The main reason for I am writing is concerning 'timing' the new gears to the rack. As I read all the posts, I noticed a couple of posts asking about how to 're-time' the gears (I also had been wondering about it), & it seems to me that no one really addressed it. I think maybe no one has addressed it, because after you pull the springs & plungers out, it is pretty evident how they are timed, but still it's nice to know before you start. The rack has a thin radial groove that (when the rack is centered) lines up with the center line of each gear (control sleeve). Gears that have teeth all the way around them have a tiny 'timing' mark on one tooth that lines up with the radial groove on the rack. The gears that have a blank spot on them do not have the timing mark. There are 29 teeth around that gear. Use a 'sharpie' with contrasting color (silver, copper, etc) and mark the 15th tooth as counted from the 'blank' spot. Make sure that is the "1/2 way" tooth (exactly opposite the blank spot). When you have removed the spring, the plunger, & the spring seat, you can look through the bore, & clearly see the groove around the rack, & it is simple to line up the marks on the rack & the (control sleeve) gear.

When my pump failed, it stuck at about 3/4 throttle. That is a real eye opener!! My tractor has the manual shift transmission, so I was able to shift into high gear, pop the clutch, jam on the brakes, & stall out the engine. I thought right then that I was very lucky I didn't have the hydrostatic trans!! I then read a post where this same thing happened to a man that did have a hydrostatic transmission. I REALLY feel for that fella! What a helpless feeling that would have to be! Then I got to thinking about my lawn mower with a Kubota engine & hydrostatic trans. It turns out that it has an electric fuel pump, & after a little experimenting I found that when the pump is shut down (unplugged), the engine dies within a few seconds; so I guess I'm OK.

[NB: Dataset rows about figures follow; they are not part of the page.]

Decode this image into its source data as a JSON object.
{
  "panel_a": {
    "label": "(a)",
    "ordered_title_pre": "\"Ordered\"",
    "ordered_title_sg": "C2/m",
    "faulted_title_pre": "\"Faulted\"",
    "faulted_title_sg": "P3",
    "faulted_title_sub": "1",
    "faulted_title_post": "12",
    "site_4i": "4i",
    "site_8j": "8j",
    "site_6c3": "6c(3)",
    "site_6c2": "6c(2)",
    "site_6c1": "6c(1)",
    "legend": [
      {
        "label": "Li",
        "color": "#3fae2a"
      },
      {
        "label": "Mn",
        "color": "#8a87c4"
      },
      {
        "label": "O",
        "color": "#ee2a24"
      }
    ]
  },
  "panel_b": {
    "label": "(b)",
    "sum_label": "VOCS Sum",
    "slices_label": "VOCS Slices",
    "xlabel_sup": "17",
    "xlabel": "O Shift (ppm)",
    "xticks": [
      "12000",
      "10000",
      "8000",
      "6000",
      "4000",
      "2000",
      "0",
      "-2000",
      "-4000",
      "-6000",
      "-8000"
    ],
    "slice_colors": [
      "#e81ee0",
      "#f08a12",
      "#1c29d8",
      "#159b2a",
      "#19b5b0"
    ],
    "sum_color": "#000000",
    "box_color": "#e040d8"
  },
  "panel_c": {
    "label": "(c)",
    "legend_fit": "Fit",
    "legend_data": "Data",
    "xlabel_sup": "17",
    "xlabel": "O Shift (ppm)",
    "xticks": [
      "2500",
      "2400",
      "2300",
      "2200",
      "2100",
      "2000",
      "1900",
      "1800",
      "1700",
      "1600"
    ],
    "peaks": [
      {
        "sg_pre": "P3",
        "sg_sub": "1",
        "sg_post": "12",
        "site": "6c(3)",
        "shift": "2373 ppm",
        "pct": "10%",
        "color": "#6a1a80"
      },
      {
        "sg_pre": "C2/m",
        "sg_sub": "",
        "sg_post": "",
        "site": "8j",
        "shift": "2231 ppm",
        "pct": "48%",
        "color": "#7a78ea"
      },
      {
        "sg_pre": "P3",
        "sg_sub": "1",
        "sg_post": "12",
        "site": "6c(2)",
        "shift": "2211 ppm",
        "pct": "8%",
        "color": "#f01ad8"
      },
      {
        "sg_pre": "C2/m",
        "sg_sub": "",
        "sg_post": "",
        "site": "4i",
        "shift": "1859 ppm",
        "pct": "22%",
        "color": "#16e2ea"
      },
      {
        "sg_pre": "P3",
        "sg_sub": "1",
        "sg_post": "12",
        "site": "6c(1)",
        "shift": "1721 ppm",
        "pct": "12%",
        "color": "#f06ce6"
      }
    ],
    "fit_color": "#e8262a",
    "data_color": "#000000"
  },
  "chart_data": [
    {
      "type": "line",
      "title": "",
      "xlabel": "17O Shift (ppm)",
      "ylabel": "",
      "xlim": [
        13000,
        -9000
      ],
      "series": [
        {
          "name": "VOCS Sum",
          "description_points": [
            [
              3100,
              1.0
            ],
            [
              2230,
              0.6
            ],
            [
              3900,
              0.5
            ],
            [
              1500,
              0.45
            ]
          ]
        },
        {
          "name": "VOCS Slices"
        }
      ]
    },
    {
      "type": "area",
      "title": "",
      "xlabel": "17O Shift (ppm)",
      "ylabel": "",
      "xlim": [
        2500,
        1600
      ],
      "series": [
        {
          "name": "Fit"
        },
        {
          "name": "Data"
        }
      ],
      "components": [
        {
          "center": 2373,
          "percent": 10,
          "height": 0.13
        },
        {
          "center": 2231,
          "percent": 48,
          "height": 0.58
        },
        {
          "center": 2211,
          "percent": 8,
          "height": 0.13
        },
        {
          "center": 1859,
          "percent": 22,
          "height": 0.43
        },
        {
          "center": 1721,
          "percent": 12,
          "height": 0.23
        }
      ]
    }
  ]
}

With a little searching, I found electrically operated, diesel fuel shutoff valves designed to shutoff unmanned, stationary engines in case of overheating, (or low oil pressure). They are a little pricey ($100 +/-), & I feel in my situation at least for now, I would be able to handle another 'runaway', even if full throttle. But if I ever get a tractor (any brand) with a hydrostatic trans, one of the first things I will do will be to devise a way to positively shut off the fuel (from the seat)!